私が生きている限り、「時空の魔道士」の代替わりは行われない。毎日時空のどこかで消滅しそうな世界が生まれ、私の助けを待ち、そしてその呼び声も虚しく消えていく……かもしれない。

……私が行かないと、世界がどんどん消えていってしまうかも。それは……。

時空の歪は、1日2日で広がるものでもないから、実のところまだそこまで急ぐ必要はない……それはわかっているものの、やはり焦燥感は日に日に増していく。

早く、元の世界に戻らなくちゃ……。

でも。

でもそんな私の裏側に、別の私がいる。

『世界なんか、どうだっていい。ヤミと二人きりの世界にずっといたい』

これは今まで頑張ってきたご褒美だ。死ぬかもしれない冒険をしながら世界を救ってきた私への、ご褒美。やっと、自分の全部を見せても大丈夫な人が現れた。私の心を預けられる人。

この人のために生きたい
この人のために死にたい
この人のために、私をあげたい。あなたの好きにして欲しい。あなたの望むもの、すべて与えたい。私の全部をあげたい……。
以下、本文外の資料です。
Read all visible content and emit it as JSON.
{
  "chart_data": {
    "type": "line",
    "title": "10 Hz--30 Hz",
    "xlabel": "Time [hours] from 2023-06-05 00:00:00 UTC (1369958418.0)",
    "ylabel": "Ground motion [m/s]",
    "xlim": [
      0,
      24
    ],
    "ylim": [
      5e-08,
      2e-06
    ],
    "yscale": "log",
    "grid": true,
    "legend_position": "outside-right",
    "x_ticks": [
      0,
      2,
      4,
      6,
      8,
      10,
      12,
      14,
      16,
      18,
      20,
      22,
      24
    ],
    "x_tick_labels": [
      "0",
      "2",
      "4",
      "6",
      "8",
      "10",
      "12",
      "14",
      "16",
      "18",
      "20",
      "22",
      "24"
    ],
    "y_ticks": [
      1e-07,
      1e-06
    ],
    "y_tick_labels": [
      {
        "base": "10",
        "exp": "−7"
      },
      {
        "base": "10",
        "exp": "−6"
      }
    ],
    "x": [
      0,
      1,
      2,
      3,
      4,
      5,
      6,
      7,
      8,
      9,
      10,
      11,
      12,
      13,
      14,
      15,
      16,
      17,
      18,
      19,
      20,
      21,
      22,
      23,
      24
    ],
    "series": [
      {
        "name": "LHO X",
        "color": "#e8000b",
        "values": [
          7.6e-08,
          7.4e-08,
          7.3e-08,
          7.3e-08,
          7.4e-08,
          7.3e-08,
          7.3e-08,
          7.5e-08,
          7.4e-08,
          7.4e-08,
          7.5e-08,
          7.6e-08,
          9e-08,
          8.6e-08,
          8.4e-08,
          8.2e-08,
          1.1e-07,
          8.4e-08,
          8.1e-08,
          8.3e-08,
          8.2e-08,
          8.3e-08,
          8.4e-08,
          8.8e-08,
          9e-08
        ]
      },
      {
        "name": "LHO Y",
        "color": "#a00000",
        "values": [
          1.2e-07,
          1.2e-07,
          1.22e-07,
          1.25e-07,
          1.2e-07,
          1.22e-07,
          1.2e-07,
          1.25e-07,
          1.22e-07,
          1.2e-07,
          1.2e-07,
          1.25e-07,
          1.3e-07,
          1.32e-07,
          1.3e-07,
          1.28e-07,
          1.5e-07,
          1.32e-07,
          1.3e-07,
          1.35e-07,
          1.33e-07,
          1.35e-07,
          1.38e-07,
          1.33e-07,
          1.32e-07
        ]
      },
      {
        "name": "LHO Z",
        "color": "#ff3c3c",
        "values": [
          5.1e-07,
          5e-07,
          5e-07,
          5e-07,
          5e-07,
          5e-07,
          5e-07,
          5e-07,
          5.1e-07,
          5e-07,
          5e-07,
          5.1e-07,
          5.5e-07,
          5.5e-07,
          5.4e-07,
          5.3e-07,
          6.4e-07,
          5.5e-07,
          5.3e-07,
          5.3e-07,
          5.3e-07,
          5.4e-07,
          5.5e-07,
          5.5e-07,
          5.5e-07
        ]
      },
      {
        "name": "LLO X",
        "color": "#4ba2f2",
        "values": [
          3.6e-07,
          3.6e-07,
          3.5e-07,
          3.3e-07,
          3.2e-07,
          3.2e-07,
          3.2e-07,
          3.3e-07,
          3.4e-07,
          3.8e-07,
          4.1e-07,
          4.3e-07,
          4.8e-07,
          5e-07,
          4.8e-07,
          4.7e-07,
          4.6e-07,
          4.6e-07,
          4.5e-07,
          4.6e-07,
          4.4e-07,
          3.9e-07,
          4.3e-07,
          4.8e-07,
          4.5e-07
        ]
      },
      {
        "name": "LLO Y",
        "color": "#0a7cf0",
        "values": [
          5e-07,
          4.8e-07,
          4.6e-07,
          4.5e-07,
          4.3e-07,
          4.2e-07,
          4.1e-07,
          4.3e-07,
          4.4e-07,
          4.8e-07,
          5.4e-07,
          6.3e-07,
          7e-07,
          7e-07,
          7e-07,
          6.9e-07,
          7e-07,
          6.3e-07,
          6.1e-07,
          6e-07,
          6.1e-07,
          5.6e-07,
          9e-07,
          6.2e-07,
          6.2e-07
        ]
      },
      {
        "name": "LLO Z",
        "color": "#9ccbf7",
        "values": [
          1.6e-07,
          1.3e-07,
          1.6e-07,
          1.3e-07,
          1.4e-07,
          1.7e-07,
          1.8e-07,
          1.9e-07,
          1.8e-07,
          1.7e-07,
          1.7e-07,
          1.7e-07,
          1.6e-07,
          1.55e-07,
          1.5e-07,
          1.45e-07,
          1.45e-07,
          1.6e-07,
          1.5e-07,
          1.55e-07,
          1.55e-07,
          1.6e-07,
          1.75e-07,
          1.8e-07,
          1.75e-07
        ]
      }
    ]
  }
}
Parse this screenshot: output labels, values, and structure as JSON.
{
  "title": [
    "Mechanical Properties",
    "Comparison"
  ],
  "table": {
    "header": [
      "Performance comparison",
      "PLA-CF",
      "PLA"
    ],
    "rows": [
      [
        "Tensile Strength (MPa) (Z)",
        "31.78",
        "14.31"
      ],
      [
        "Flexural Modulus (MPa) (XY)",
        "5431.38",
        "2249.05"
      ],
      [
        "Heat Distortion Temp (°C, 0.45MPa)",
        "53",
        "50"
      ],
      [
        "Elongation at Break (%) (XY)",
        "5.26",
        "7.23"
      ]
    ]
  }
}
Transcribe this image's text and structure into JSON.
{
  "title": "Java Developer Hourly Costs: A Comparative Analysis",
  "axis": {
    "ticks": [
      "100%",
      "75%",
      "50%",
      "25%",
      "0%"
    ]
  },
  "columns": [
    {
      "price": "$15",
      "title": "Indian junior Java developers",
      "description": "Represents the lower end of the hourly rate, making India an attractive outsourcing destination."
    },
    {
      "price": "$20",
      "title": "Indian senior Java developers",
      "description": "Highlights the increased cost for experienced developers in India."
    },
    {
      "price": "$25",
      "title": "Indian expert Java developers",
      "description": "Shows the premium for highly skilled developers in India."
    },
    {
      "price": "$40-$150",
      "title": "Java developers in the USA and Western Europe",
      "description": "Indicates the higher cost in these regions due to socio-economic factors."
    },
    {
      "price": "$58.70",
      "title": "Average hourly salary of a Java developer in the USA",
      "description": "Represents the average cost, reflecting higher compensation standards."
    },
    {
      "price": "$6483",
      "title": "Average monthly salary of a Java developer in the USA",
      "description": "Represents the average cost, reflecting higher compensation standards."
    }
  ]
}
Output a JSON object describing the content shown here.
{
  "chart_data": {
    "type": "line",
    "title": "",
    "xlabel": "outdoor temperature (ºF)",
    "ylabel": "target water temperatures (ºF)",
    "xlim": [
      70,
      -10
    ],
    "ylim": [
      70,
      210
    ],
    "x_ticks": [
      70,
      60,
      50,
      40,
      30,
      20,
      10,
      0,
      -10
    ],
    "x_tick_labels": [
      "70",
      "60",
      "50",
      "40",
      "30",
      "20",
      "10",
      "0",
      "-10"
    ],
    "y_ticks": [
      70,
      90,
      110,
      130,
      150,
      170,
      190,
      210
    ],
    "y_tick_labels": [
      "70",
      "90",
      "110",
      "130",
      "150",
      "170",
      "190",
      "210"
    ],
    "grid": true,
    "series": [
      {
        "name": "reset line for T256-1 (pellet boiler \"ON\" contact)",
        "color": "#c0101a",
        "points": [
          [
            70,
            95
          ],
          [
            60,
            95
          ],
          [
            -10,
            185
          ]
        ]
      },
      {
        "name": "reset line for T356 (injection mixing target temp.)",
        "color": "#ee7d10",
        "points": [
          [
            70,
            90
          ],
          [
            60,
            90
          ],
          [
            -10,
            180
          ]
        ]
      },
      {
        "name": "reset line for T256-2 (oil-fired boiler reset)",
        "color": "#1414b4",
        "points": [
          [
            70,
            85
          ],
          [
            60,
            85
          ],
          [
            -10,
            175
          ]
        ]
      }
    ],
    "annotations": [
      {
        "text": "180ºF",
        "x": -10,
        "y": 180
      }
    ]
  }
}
この私が表に出てしまったら、もうだめだ。文字通り世界が終わる。

私は世界を救う火置ユウじゃなくなる。灰谷ヤミの火置ユウになって、彼のモノになる。なんて恐ろしく、甘美なんだろう。

やっぱり、ヤミは怖い人だったな。

私の直感は、当たってしまった。当てたくない直感を、見事に当ててしまった。

後悔しても、もう遅い。私は多分、彼の手からは逃げられない。彼は怖い人だ。どこまでもどこまでも私を追って、捕らえてしまうだろう。

それに何より、私が彼と離れることを考えられないでいる。殺したいなら、殺してくれていい。それでも幸せだと思う。……もう戻れない所まで来てしまった。

『なにをごちゃごちゃと考えてるの?なるようになるさ。彼とたくさん愛し合おう』

不安な私の更に奥にある体の中心では、私のお気楽な本能がカラカラと笑っている。私の中にいるたくさんの私が、私の意思を無視して、好き勝手している。

全員、黙ってよ。私は私を制御していたいの。邪魔しないで。私は私の心臓に向かって、握りこぶしを一回ドンとぶつけた。